【 side story 01 】未来へ戻る人たち
巨大宇宙船から亜香里たちの乗るエアクラフトが脱出した様子を、宇宙船のメインコックピットから眺める二つの影があった。
耳の大きな黒いネズミと、赤いリボンを付けた白い猫の2体のぬいぐるみが、窓の外に広がる宇宙空間を眺めていた。
「教授、 捕獲した宗教家に逃げられてしまいました。この実習でA評価は無理ですか?」
「この時代で一番信者が多い宗教家を速やかにここまで連れて来た作戦は評価するが、これから教育(洗脳)するところで逃げられたのは残念だな。B+ぐらいだな」
「ですよね。でもこの時代に教皇と呼ばれた人を追いかけて来た、あの3人組は誰だったのでしょう? この時代では地球から外に出るのは、未だ技術的に大変だったと思うのですが」
「私も不思議に思い、先ほど調べてみたのだが、この時代には『ソシキ』という団体があったようだ。いろいろな活動をしていたらしい」
「地球の外まで追いかけてきて、宇宙船の中でアンドロイドを倒すくらいの技術があれば、この時代を支配していたのですね」
「それが不思議なことに表舞台には出て来なかったようだ。この時代の歴史のテキストにも記述がなく、非公式な記録が散見される程度だな」
「宇宙船の中での攻撃も凄かったですね。この時代の人間でも電気(稲妻)を出すがことが出来ていたのですね。おまけに最後のアレは何ですか? 時間停止ですか? それにしては、光が止まっていませんでしたけど」
「あれも『ソシキ』に属していた人間固有の能力だろう。この時代の人間は未だまだだよ。ようやく機械を作り始めた時代だ」
「なるほど。でも私たちの時代で『ソシキ』なんて聞きませんよ?」
「この時代の5百年後に突然存在を消したようだ。解散したのか、遠い星へ行ってしまったのか諸説があるが、はっきりしたことは不明だ」
「私たちの時代の千五百年前に突然消えた謎の団体ですか? 次の論文テーマにすると面白いかもしれませんね」
「そうだな、千年ほど前に書かれた論文は見つけたが、消えてから千五百年も経つと興味が薄れたのか『ソシキ』に関する論文は見当たらないね。珍しさと言う点では注意を引く論文になるかも知れない。草稿が出来たら見てあげよう」
「ありがとうございます。 そろそろ彼らが遠ざかったので、この宇宙船を私たちの時代に戻しましょう。ところで教授、なぜ今回のアバターはネズミなのですか?」
「この時代に来るにあたり、当時の風俗を調べたら、このネズミのぬいぐるみが一番有名だったらしいから、連れてきた宗教家と会うことがあれば、この姿が分かり易いと思ったからね。そういう君もその白い猫のぬいぐるみは、この時代に日本と呼ばれていた国で流行っていたから、その姿にしたのだろう?」
「はい、教授はこの時代の文化のことを良くご存知ですね?」
「事前に調べたからね。久しぶりの2千年前への訪問だったから。

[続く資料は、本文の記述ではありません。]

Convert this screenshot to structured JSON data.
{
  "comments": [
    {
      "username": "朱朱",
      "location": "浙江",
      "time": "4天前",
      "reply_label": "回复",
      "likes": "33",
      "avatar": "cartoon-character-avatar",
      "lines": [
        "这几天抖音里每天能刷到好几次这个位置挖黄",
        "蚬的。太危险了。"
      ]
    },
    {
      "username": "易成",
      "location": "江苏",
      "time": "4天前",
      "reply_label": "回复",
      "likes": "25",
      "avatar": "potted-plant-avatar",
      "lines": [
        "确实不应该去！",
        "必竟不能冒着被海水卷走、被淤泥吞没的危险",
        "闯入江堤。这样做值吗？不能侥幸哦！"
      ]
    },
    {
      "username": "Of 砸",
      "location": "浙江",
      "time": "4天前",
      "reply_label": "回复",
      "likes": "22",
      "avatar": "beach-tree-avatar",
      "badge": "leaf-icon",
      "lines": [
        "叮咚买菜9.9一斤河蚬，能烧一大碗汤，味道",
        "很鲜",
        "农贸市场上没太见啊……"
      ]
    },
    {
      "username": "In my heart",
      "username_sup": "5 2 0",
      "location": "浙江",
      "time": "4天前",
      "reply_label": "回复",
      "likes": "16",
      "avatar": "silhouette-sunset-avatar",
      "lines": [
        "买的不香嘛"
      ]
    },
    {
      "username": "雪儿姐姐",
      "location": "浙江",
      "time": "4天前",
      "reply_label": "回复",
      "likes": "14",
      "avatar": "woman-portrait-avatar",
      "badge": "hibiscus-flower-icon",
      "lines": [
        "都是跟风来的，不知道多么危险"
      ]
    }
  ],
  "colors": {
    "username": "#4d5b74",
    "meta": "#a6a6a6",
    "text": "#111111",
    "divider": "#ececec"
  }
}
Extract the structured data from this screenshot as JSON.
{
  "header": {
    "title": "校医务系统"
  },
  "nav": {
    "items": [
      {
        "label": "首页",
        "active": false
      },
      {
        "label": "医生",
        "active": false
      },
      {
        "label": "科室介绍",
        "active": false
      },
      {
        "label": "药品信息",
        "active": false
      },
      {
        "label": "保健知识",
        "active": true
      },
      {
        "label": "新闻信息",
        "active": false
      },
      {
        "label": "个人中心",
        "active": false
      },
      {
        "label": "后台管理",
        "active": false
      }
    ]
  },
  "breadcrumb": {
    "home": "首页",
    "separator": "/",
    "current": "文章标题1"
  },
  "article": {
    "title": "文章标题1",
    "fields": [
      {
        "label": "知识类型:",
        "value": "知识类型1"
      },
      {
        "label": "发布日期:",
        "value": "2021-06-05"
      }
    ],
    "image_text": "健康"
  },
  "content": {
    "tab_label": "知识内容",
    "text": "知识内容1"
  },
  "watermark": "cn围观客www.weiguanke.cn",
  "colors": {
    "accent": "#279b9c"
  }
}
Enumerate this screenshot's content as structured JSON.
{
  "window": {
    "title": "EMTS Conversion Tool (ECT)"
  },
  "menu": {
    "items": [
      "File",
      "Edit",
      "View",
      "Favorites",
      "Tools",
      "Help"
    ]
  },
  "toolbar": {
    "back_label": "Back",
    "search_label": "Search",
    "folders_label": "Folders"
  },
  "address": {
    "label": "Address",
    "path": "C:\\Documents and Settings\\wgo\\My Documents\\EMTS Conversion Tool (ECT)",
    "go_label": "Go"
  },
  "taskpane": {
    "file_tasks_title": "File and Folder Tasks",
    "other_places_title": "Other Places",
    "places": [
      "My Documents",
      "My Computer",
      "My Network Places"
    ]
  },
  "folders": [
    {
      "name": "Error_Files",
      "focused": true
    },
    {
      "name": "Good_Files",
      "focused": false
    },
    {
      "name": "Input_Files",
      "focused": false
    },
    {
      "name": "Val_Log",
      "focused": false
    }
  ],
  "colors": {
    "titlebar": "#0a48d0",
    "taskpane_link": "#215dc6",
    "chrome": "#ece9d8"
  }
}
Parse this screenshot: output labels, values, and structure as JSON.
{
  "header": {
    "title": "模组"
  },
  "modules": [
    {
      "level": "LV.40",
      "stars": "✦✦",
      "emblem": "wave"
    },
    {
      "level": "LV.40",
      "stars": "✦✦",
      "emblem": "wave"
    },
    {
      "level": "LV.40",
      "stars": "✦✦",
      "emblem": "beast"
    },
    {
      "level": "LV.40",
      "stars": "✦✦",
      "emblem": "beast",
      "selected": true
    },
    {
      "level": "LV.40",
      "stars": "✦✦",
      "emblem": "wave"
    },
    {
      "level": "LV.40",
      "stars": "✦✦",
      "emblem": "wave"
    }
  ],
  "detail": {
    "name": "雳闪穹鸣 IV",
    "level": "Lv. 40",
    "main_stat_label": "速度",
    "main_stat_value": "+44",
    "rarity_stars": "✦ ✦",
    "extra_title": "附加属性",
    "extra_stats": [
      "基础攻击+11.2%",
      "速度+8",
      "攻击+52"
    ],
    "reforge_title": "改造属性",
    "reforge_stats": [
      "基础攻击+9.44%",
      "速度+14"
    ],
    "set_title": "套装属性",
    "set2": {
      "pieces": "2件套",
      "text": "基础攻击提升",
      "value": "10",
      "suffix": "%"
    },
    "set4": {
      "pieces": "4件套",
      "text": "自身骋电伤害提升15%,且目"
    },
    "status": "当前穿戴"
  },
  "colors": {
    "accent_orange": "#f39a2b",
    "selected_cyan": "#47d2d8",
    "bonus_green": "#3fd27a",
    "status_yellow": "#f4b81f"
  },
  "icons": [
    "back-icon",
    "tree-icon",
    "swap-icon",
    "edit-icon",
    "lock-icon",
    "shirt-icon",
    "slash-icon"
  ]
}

前に来た時は地球に上陸したからいろいろと大変だったよ」
「エッ! 2千年前の地球に上陸されたのですか? 人類が地球にしか居ない時代の上陸はチェックが厳しかったと思いますが」
「あぁ、あれは『機関』からの依頼によるミッションだったからね」
「そうなんですか? 私もミッションをやれる様になりたいものです」
「そのためには今日のような実習で良い成績を残さないとな。あの小さな宇宙船(亜香里たちが乗る新エアクラフト)が完全に見えなくなったから、この船を現在(AC4020年)に戻すとしよう。過去の人間を間違って引き込んだら、実習の評価どころではなくなるからな」
宇宙空間に浮かんでいた巨大宇宙船は、一瞬で跡形もなく消えてしまった。